A Hybrid Rough Aggregation Approach for the Selection of Artificial Intelligence-Based Industrial Cleaning Robots Used in Public Spaces From the Perspective of Urban Waste Management

Abstract

Waste management is becoming increasingly complex and challenging, especially in megacities with large populations. Unlike the past, when urban waste was simply collected and disposed of, modern waste management requires careful planning and execution of collection, separation, recycling, and reuse processes. Effective management of this complex system now needs more than just human effort. Integrating artificial intelligence (AI)-based systems into waste management can enhance waste reduction, reuse, and recycling effectiveness and efficiency. Selecting suitable AI-based cleaning robots (AI-ICR) for crowded public spaces, such as stations, train stations, and airports, poses complex decision-making challenges. The primary challenge is the novelty of the technology, which leads to uncertainties in selecting AI-ICRs. To address this challenge, we have developed a decision-making approach based on rough Archimedean-Dombi partitioned aggregation. This approach, termed "rough Archimedean-Dombi partitioned aggregation," combines the flexibility of Archimedean operators, the smoothness of Dombi operators, and the structured decomposition of Partitioned operators.

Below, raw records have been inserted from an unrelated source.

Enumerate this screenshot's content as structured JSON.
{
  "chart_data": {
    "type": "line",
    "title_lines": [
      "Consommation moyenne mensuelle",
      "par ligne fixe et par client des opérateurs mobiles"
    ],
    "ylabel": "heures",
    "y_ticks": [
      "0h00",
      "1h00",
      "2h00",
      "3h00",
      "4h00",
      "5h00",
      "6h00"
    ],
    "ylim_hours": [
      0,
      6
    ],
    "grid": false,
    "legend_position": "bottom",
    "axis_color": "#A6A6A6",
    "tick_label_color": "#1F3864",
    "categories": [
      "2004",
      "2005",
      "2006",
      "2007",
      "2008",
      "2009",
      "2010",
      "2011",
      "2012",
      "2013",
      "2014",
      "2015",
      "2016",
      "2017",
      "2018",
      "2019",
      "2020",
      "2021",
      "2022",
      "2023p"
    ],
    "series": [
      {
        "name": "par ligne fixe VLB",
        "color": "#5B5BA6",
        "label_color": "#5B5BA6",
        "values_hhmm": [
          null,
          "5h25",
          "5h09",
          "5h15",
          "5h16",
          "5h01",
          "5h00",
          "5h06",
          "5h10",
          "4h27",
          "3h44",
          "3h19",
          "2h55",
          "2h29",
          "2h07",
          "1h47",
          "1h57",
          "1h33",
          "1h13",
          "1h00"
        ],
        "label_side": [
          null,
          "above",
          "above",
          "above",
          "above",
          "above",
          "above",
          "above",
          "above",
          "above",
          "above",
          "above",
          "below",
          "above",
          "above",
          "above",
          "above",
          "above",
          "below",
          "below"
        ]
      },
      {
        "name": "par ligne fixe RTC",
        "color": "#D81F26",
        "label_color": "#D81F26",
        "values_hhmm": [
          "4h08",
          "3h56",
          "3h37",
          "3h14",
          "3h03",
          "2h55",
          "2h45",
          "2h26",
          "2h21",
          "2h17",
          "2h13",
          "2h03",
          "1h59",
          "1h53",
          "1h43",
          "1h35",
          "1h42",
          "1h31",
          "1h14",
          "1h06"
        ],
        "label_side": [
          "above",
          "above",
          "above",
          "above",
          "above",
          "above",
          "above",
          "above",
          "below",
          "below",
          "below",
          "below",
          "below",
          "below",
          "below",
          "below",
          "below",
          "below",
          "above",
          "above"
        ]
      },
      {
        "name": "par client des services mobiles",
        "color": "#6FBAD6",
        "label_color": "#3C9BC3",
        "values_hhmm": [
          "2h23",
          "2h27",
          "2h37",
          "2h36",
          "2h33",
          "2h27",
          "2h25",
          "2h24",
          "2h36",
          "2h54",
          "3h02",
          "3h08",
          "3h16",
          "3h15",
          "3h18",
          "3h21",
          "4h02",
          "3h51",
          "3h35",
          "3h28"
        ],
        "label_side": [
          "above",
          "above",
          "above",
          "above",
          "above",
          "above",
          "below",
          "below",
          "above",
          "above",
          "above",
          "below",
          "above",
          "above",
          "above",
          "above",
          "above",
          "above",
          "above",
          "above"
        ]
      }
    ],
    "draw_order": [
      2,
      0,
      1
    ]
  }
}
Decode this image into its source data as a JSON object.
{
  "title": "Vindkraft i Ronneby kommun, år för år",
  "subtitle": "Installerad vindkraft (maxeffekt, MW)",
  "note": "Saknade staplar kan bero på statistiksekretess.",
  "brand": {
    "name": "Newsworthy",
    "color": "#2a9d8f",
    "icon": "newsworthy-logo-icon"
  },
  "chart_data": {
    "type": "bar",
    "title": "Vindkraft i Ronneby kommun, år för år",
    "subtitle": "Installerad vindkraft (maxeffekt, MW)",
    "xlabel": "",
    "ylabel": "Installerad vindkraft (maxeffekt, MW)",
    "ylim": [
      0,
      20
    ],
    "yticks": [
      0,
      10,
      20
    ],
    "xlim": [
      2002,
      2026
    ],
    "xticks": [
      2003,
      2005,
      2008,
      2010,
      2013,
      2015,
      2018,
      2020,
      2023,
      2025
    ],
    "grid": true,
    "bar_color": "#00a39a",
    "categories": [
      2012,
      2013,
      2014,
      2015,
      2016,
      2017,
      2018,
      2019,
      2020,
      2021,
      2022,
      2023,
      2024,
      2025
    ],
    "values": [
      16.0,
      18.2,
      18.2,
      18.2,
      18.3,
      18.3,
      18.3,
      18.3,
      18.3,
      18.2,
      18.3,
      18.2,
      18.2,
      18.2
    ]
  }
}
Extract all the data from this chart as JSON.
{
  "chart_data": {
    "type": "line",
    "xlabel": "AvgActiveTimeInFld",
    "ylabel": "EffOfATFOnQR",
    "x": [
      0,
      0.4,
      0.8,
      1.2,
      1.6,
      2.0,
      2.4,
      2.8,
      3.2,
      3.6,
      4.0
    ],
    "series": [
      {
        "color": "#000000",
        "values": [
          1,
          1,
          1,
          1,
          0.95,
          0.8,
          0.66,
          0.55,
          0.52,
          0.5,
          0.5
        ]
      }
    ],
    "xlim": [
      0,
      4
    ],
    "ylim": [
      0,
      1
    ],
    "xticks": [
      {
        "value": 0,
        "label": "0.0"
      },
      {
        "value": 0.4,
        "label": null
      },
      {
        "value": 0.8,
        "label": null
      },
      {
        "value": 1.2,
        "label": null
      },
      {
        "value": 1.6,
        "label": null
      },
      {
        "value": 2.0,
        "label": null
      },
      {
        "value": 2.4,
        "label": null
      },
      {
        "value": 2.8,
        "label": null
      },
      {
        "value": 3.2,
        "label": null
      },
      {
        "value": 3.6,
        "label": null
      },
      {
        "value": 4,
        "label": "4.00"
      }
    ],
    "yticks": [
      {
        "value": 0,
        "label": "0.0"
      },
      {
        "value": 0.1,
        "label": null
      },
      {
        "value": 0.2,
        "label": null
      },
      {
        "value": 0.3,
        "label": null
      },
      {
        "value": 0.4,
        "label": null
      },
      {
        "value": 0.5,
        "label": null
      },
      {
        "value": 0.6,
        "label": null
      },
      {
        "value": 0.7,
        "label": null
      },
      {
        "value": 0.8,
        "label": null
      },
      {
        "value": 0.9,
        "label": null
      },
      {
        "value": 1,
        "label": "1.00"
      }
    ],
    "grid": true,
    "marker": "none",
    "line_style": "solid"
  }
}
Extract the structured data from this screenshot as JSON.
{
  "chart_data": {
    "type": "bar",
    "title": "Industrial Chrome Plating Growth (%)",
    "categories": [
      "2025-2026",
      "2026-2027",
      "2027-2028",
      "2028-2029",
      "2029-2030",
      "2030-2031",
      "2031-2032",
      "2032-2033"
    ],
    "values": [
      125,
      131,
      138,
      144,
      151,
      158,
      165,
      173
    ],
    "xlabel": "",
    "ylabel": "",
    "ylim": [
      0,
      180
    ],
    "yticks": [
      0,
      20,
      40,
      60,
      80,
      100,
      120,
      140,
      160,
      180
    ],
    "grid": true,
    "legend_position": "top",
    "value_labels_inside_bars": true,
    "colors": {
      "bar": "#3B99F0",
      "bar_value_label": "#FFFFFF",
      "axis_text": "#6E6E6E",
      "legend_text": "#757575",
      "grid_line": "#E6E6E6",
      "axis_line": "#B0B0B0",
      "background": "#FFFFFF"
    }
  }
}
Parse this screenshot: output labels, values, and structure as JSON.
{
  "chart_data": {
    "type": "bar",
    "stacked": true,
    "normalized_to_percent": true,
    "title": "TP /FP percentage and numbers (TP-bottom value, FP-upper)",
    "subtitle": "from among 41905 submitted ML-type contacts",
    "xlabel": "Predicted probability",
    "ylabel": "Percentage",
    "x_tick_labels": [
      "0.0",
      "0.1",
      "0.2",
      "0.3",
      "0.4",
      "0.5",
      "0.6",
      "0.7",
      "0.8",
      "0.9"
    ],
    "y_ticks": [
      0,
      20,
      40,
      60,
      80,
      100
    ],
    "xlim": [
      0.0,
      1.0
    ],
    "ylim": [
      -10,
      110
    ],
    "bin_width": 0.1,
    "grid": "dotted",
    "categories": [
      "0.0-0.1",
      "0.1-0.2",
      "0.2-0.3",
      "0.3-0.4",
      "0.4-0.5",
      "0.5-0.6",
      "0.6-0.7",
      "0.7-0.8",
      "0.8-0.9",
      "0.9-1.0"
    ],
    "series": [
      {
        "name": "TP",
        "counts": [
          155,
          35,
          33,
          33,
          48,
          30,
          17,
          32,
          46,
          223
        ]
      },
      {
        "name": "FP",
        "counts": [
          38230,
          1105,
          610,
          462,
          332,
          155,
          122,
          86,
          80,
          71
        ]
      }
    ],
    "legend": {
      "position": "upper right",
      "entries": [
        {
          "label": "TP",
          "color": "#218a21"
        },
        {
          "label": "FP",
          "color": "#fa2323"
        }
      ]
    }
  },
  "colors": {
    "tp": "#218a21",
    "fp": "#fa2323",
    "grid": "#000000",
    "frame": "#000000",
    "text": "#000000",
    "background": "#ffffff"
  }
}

This model is mainly chosen for its ability to handle the uncertainty and complexity inherent in multiple criteria decision-making (MCDM) processes. Leveraging rough numbers provides a robust framework for evaluating AI-ICRs under uncertain conditions. The main advantage of this model is its robustness, consistency, stability, and ability to handle complex uncertainties. We applied the proposed model to assess four AI-ICR alternatives identified through extensive research. We evaluated these alternatives using eighteen criteria established through comprehensive field studies. Based on the results, "Recycling cost (B12)" emerged as the most crucial criterion for selecting AIICRs. Additionally, the research identifies the SD45 manufactured by Peppermint Robotics Co. as the optimal AIICR candidate. Finally, the sensitivity and benchmark analyses to validate the proposed model confirm its robustness, consistency, and reliability.